16 March,2017 10:14 AM IST | | Ashwin Ferro
Former India hockey captain Ashok Kumar was preparing to head into his afternoon siesta at home in Bhopal yesterday when he got a call from an old teammate HJS Chimni
Former India hockey captain Ashok Kumar was preparing to head into his afternoon siesta at home in Bhopal yesterday when he got a call from an old teammate HJS Chimni.
The call made the 66-year-old spring from his bed, just like the wily 24-year-old striker he was 42 years to the day, when he scored Indian hockey's most important goal - the winner against Pakistan in the World Cup final in Kuala Lumpur, Malaysia.
"Chimni reminded me about that epic match on March 15, 1975, and I can't stop smiling since," Kumar, son of Indian hockey wizard Dhyan Chand, told mid-day yesterday. "It's not that I forgot, but it just slipped my mind, just like Indian hockey has slipped through off late.
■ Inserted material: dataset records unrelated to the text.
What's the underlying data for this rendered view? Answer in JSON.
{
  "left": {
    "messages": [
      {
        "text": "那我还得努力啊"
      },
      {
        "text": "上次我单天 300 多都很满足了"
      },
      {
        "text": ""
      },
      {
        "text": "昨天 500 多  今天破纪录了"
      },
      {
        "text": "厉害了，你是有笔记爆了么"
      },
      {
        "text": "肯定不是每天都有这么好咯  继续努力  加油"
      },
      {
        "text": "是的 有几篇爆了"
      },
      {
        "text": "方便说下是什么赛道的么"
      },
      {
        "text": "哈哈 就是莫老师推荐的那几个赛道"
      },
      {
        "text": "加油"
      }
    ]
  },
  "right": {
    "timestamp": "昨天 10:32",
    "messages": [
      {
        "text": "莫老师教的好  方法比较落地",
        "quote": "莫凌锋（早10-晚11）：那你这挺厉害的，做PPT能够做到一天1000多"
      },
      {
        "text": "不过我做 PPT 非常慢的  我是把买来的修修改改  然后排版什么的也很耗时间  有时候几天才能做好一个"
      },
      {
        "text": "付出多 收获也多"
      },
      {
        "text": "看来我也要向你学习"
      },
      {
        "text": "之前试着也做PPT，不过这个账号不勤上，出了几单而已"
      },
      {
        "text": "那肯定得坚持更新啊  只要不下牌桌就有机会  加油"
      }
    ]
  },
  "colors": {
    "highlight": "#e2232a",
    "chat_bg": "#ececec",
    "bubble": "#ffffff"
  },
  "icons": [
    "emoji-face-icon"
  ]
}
But today is not about the present, it's about the past, so I won't be sour," adds Kumar. "We were favourites going into the final which had to be shifted to a football venue because the original ground was flooded due to heavy showers. We knew that a new ground could be anybody's game, so we began cautiously, and paid the price.
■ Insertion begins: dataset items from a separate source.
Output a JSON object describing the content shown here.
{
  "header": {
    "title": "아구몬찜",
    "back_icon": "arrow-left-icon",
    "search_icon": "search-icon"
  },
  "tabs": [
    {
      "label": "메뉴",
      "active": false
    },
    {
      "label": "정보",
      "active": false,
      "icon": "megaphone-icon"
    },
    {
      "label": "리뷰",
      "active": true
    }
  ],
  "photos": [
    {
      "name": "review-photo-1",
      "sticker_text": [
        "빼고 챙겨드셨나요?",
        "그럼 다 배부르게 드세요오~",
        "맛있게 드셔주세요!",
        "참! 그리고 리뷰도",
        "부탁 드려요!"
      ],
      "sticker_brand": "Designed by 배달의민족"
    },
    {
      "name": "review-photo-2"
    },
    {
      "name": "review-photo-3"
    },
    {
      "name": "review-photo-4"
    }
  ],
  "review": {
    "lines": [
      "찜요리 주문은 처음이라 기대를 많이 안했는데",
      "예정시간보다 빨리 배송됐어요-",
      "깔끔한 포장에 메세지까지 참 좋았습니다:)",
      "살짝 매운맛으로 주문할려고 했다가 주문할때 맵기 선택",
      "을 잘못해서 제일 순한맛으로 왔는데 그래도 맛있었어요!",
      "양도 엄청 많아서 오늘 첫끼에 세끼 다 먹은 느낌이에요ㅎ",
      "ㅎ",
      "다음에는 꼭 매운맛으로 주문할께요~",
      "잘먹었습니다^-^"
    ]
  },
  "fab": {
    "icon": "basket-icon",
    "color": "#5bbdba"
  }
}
Pakistan took the lead and our boys were distraught. It was as though we had lost the game," said Kumar. Over three decades before Bollywood superstar Shah Rukh Khan mouthed the famous 'sattar minute hai tumhare paas' (you have 70 minutes) dialogue to his women's hockey team in the 2007 blockbuster Chak de India, Kumar gave a similar talk, albeit ridden with expletives, to his teammates with captain Ajit Pal Singh among others, listening. "I can't tell you what I told them because we used too many bad words back then. I said something like 'you buggers, we still have 35 minutes and we can score twice," said Kumar.
India's Surjit Singh got the equaliser and then came Kumar's moment of magic. "With less than 15 minutes to go, Vadivelu Phillips took the ball from the flank and we got a long corner. Harcharan Singh took the hit and Ajit stopped the ball and relayed it to me. I dodged past two Pakistani defenders and flicked the ball into the far corner of the goal. Interestingly, the ball struck the corner of goal and rebounded back instantly leaving Malaysian referee Vijay Nathan confused. He didn't blow for a good three-four seconds. I was stunned, we all looked at him, that's when he knew it's a goal, and blew. I will never forget his sweet-sounding horn," recalled the four-time World Cupper (1971, 1973, 1975, 1978) and two-time Olympian (1972 and 1976).